The original three books of Frank Herbert's Dune story posits a fascinating idea of what might be called "genetic memory" -- that the memories of our ancestors are somehow coded into us. The God-Emperor's power (of the third book)comes in part from his mutant ability to use this collective ancestral memory to not only see into the past but also to comprehend the threads of futures.

I romance my own past by thinking that my affinity for celtic music is genetically encoded by ancestors who must have been frankish celts, perhaps from Brittany. I know it's a stretch since, although both sides of my lineage are French, the only one that I can trace as far back as Europe leads directly to Marseilles. That's about as far from Brittany as you can get. Then again, Marseilles collected all kinds.

Then again, the Scots and the French both hated the English and often consorted. Who know what that my have led to.

It's all imagined. I agree that the influences of our lineage are largely hidden from us.

james said...

And on my side of Bee's family we find a lad who tried to tell his kinsman Devil Anse Hatfield that a company he'd just cut a deal with was cheating him--and quickly decided that it might be more pleasant to live somewhere else.

On the other hand, one of my mother's cousins wanted to get into the American Legion, and traced her ancestry back to someone who fought in the Revolution--a "privateer". I never heard if she decided to try and join anyway.

Gringo said...

In looking at my family tree and hearing or reading tales about them, I found I had a a fair amount of ornery ancestors. Some might say that ornery is a genetic trait among the Scots-Irish- though not all of my ornery ancestors were Scots-Irish.

james said...

There's a bit of a sampling bias in memories and records. A cousin of mine traced his family line back as far as he could--to a man in England who came to the attention of the authorities because he kept barring a public road and charging tolls. It makes a good story, but if he'd been less larcenous there might not have been any other records of him (I gather the baptismal records turned spotty about then).

Sam L. said...

James, I suspect you meant to say that cousin wanted to join the Daughters of the American Revolution. I believe one has to have been in one of the armed services to join the American Legion.

james said...

Yep.
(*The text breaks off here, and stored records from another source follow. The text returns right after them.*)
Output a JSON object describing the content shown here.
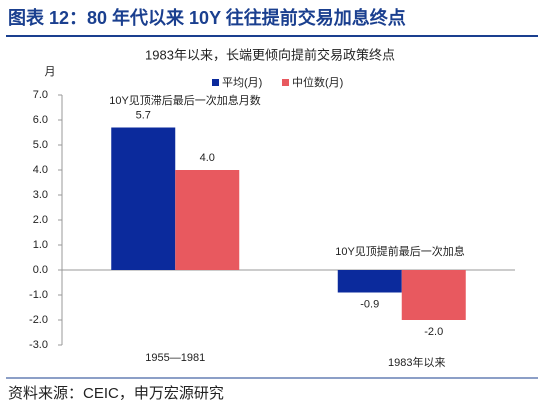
{
  "page": {
    "title": "图表 12：80 年代以来 10Y 往往提前交易加息终点",
    "source": "资料来源：CEIC，申万宏源研究"
  },
  "chart_data": {
    "type": "bar",
    "subtitle": "1983年以来，长端更倾向提前交易政策终点",
    "y_label": "月",
    "annotations": [
      "10Y见顶滞后最后一次加息月数",
      "10Y见顶提前最后一次加息"
    ],
    "categories": [
      "1955—1981",
      "1983年以来"
    ],
    "series": [
      {
        "name": "平均(月)",
        "color": "#0b2a9c",
        "values": [
          5.7,
          -0.9
        ],
        "value_labels": [
          "5.7",
          "-0.9"
        ]
      },
      {
        "name": "中位数(月)",
        "color": "#e8595f",
        "values": [
          4,
          -2
        ],
        "value_labels": [
          "4.0",
          "-2.0"
        ]
      }
    ],
    "ylim": [
      -3,
      7
    ],
    "yticks": [
      {
        "value": 7,
        "label": "7.0"
      },
      {
        "value": 6,
        "label": "6.0"
      },
      {
        "value": 5,
        "label": "5.0"
      },
      {
        "value": 4,
        "label": "4.0"
      },
      {
        "value": 3,
        "label": "3.0"
      },
      {
        "value": 2,
        "label": "2.0"
      },
      {
        "value": 1,
        "label": "1.0"
      },
      {
        "value": 0,
        "label": "0.0"
      },
      {
        "value": -1,
        "label": "-1.0"
      },
      {
        "value": -2,
        "label": "-2.0"
      },
      {
        "value": -3,
        "label": "-3.0"
      }
    ],
    "legend": "top-right"
  }
}
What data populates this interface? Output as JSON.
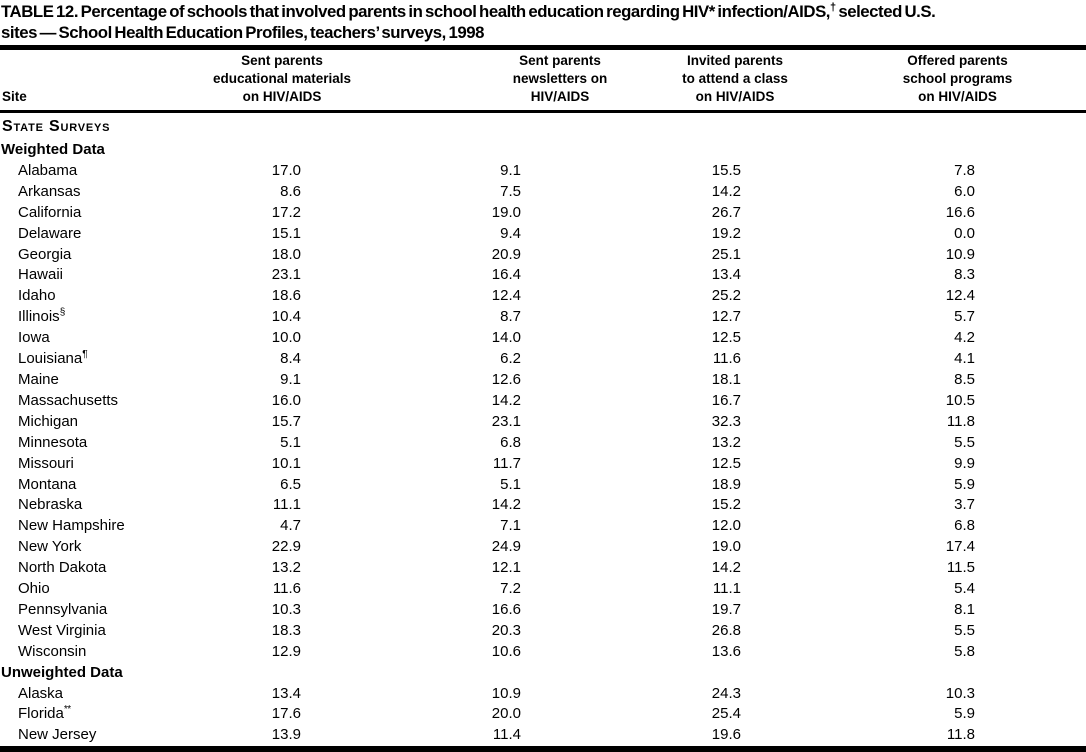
{
  "document": {
    "title": {
      "line1_parts": [
        {
          "text": "TABLE 12. Percentage of schools that involved parents in school health education regarding HIV* infection/AIDS,"
        },
        {
          "text": "†",
          "sup": true
        },
        {
          "text": " selected U.S."
        }
      ],
      "line2": "sites — School Health Education Profiles, teachers’ surveys, 1998"
    }
  },
  "table": {
    "header": {
      "site": "Site",
      "columns": [
        {
          "lines": [
            "Sent parents",
            "educational materials",
            "on HIV/AIDS"
          ]
        },
        {
          "lines": [
            "Sent parents",
            "newsletters on",
            "HIV/AIDS"
          ]
        },
        {
          "lines": [
            "Invited parents",
            "to attend a class",
            "on HIV/AIDS"
          ]
        },
        {
          "lines": [
            "Offered parents",
            "school programs",
            "on HIV/AIDS"
          ]
        }
      ]
    },
    "sections": [
      {
        "label": "State Surveys",
        "groups": [
          {
            "label": "Weighted Data",
            "rows": [
              {
                "site": "Alabama",
                "sup": "",
                "values": [
                  "17.0",
                  "9.1",
                  "15.5",
                  "7.8"
                ]
              },
              {
                "site": "Arkansas",
                "sup": "",
                "values": [
                  "8.6",
                  "7.5",
                  "14.2",
                  "6.0"
                ]
              },
              {
                "site": "California",
                "sup": "",
                "values": [
                  "17.2",
                  "19.0",
                  "26.7",
                  "16.6"
                ]
              },
              {
                "site": "Delaware",
                "sup": "",
                "values": [
                  "15.1",
                  "9.4",
                  "19.2",
                  "0.0"
                ]
              },
              {
                "site": "Georgia",
                "sup": "",
                "values": [
                  "18.0",
                  "20.9",
                  "25.1",
                  "10.9"
                ]
              },
              {
                "site": "Hawaii",
                "sup": "",
                "values": [
                  "23.1",
                  "16.4",
                  "13.4",
                  "8.3"
                ]
              },
              {
                "site": "Idaho",
                "sup": "",
                "values": [
                  "18.6",
                  "12.4",
                  "25.2",
                  "12.4"
                ]
              },
              {
                "site": "Illinois",
                "sup": "§",
                "values": [
                  "10.4",
                  "8.7",
                  "12.7",
                  "5.7"
                ]
              },
              {
                "site": "Iowa",
                "sup": "",
                "values": [
                  "10.0",
                  "14.0",
                  "12.5",
                  "4.2"
                ]
              },
              {
                "site": "Louisiana",
                "sup": "¶",
                "values": [
                  "8.4",
                  "6.2",
                  "11.6",
                  "4.1"
                ]
              },
              {
                "site": "Maine",
                "sup": "",
                "values": [
                  "9.1",
                  "12.6",
                  "18.1",
                  "8.5"
                ]
              },
              {
                "site": "Massachusetts",
                "sup": "",
                "values": [
                  "16.0",
                  "14.2",
                  "16.7",
                  "10.5"
                ]
              },
              {
                "site": "Michigan",
                "sup": "",
                "values": [
                  "15.7",
                  "23.1",
                  "32.3",
                  "11.8"
                ]
              },
              {
                "site": "Minnesota",
                "sup": "",
                "values": [
                  "5.1",
                  "6.8",
                  "13.2",
                  "5.5"
                ]
              },
              {
                "site": "Missouri",
                "sup": "",
                "values": [
                  "10.1",
                  "11.7",
                  "12.5",
                  "9.9"
                ]
              },
              {
                "site": "Montana",
                "sup": "",
                "values": [
                  "6.5",
                  "5.1",
                  "18.9",
                  "5.9"
                ]
              },
              {
                "site": "Nebraska",
                "sup": "",
                "values": [
                  "11.1",
                  "14.2",
                  "15.2",
                  "3.7"
                ]
              },
              {
                "site": "New Hampshire",
                "sup": "",
                "values": [
                  "4.7",
                  "7.1",
                  "12.0",
                  "6.8"
                ]
              },
              {
                "site": "New York",
                "sup": "",
                "values": [
                  "22.9",
                  "24.9",
                  "19.0",
                  "17.4"
                ]
              },
              {
                "site": "North Dakota",
                "sup": "",
                "values": [
                  "13.2",
                  "12.1",
                  "14.2",
                  "11.5"
                ]
              },
              {
                "site": "Ohio",
                "sup": "",
                "values": [
                  "11.6",
                  "7.2",
                  "11.1",
                  "5.4"
                ]
              },
              {
                "site": "Pennsylvania",
                "sup": "",
                "values": [
                  "10.3",
                  "16.6",
                  "19.7",
                  "8.1"
                ]
              },
              {
                "site": "West Virginia",
                "sup": "",
                "values": [
                  "18.3",
                  "20.3",
                  "26.8",
                  "5.5"
                ]
              },
              {
                "site": "Wisconsin",
                "sup": "",
                "values": [
                  "12.9",
                  "10.6",
                  "13.6",
                  "5.8"
                ]
              }
            ]
          },
          {
            "label": "Unweighted Data",
            "rows": [
              {
                "site": "Alaska",
                "sup": "",
                "values": [
                  "13.4",
                  "10.9",
                  "24.3",
                  "10.3"
                ]
              },
              {
                "site": "Florida",
                "sup": "**",
                "values": [
                  "17.6",
                  "20.0",
                  "25.4",
                  "5.9"
                ]
              },
              {
                "site": "New Jersey",
                "sup": "",
                "values": [
                  "13.9",
                  "11.4",
                  "19.6",
                  "11.8"
                ]
              }
            ]
          }
        ]
      }
    ]
  }
}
That's what I get for staying up too late.

Retriever said...

Thanks for this post, Avi. Linked to it. Got me thinking about all my dour scots and wild adventurer ancestors not to mention New England Puritans and Southern planters. We Americans are all mongrels...Such a mix.

Nash said...

Geanealogy is the best history course I've ever taken. The internet makes finding ancestors and cousins easier than ever.

I summarize my family as 1600s - Puritans, 1700s - Patriots, 1800s - Capitalists, 1900s - Communists, pretty much the history of America.

Assistant Village Idiot said...

Nash - lol.

I would correct only to say that genealogy is the best corrective of history courses. We learn school history, and then the modern it's-all-oppressors history, but in both cases, the real people we discover something about, who we feel some identification with, didn't act the way they were reported to. We find many exceptions, good and bad, to the prevailing narratives.

And this reminds us of the fierce limitations of historical narrative: the actual people and events don't fit them well. We like stories in order to store information. Reality is uncomfortably complicated and ambiguous instead.

Hmm. Post on this coming up...

Texan99 said...

There always seems to be someone in the family tree who was a dramatic bottleneck. My sister dug up news of an ancestor about eight generations back who was smuggled out of Uzes as a baby and made it safely to England while his protestant French family were mostly wiped out by the evil papists. Her husband's family owes its existence to a 19th-century ancestor who was too ill to join the rest of the family in a trek out west, where they were all killed in the Mountain Meadows massacre.